Me recording my face using masks
Masks - Collage faces using your webcam.
Dev notes
Mediapipe
I've been looking at the mediapipe set of models for a while. They're small AI models that can run on-device (in JavaScript in this case). I was curious how well the segmenter could do at background removal. The best model turned out to be Mutli-class selfie segmenter 256, which segments hair, face, body and clothes separately.
I think I was first alerted to Mediapipe possibilities based on demos posted by eieio and Grant Kot.
Solitaire win state
Winning solitaire
For a long time I've been looking for an excuse to do something with the "solitaire win state" effect where a card is drawn on top of itself slightly offset. This is the default state of drawing to a canvas if you don't clear it, and I'm always interested in using default states in interesting ways.
I tried this out with drawing the face and was pleased to see if you draw only the face segment on top of each other it looks like a worm.
Performance
The Mediapipe models run fast on the GPU. Segmentation was fine at 60 fps on a Macbook Pro. It struggled more on my Intel LG Gram. For segmentation, the results come back as pixel arrays, with a different value for each category. (There's also confidence masks which would maybe let me have smoother edges, but I didn't dip into them for this project.) The [ default example ] shows looping through the pixel array to draw depending on your category and then you composite the video on top. It's pretty fast but I wondered if WebGL could be faster.
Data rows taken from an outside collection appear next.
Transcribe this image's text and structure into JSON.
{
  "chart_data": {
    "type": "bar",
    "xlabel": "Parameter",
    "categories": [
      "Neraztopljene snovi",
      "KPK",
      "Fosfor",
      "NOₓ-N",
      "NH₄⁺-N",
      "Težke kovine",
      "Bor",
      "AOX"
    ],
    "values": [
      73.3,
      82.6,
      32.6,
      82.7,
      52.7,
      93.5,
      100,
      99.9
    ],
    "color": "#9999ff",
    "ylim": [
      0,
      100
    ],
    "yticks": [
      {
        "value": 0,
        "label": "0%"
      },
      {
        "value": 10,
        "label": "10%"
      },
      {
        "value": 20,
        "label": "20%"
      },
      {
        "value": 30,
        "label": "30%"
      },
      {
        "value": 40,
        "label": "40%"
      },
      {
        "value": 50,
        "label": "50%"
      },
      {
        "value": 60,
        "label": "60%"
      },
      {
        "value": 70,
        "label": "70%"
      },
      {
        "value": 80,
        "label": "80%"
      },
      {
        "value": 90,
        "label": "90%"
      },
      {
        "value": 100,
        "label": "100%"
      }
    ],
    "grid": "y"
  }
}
WebGL worked! Pretty much completely thanks to this issue comment and accompanying codepen from user. The codepen needed import syntax change, and then to be modified for what I was using, but it had the foundations of the WebGL approach laid out. I didn't rigorously record performance stats, but I think on my Gram it went from ~50ms to under 16ms with the switch to WebGL. It will still make my fan go, and later I added an FPS throttle to help with that. (Plus with this drawing effect a lower FPS is often kind of interesting.)
I fiddled with the compositing to get fewer draw calls - I'm still a little confused about why the blend mode combo results in what it does here, but it works.
Once I got the WebGL setup things were pretty smooth. I had to adjust to a fuzzy category val match for phones - an issue with float precision probably?
WebGL handles masking out the video using the segmentation. The result is drawn to a conventional 2D canvas. This doesn't seem to eat up too much performance and it makes things like saving a copy or backing it up to local storage simple.
AI Considerations
I've been unsure about how to work AI into the Constraint Systems stuff. I think these capabilities should be explored, but I didn't want to have people pasting in their API keys. With Mediapipe everything runs on the user's device, and this experiment should continue to work as long as browsers do.
I also kind of like the shape of these small models, they have a targeted capability and then it's up to you to think of how it can be applied - that's the general shape of experimentation I like to do.
In some ways this is a companion to some of the other image manipulation apps I've done, like Res, which explored pixelation based on compression size. Here we have an algorithm that instead pattern matches on faces. We explore and get a feel from the capability by experimenting with it. Face tracking can of course be put to creepy/bad uses. I think by keeping data here local I can use this as a demonstration/education, but it's rocky terrain all around. Please don't point it at anybody without their consent. It is interesting that even though taking a full video of people around you contains the same information (actually more), capturing just the faces feels creepier.
Long form collage
One thing I like about the 'draw on top of what's there' rendering approach is that it can build up and accumulate over time. I'm interested in setting up a long running version of this with a dedicated screen, that could potentially build up over months. Because the web app saves and restores from local storage you also get some of this effect from opening on the same device over time.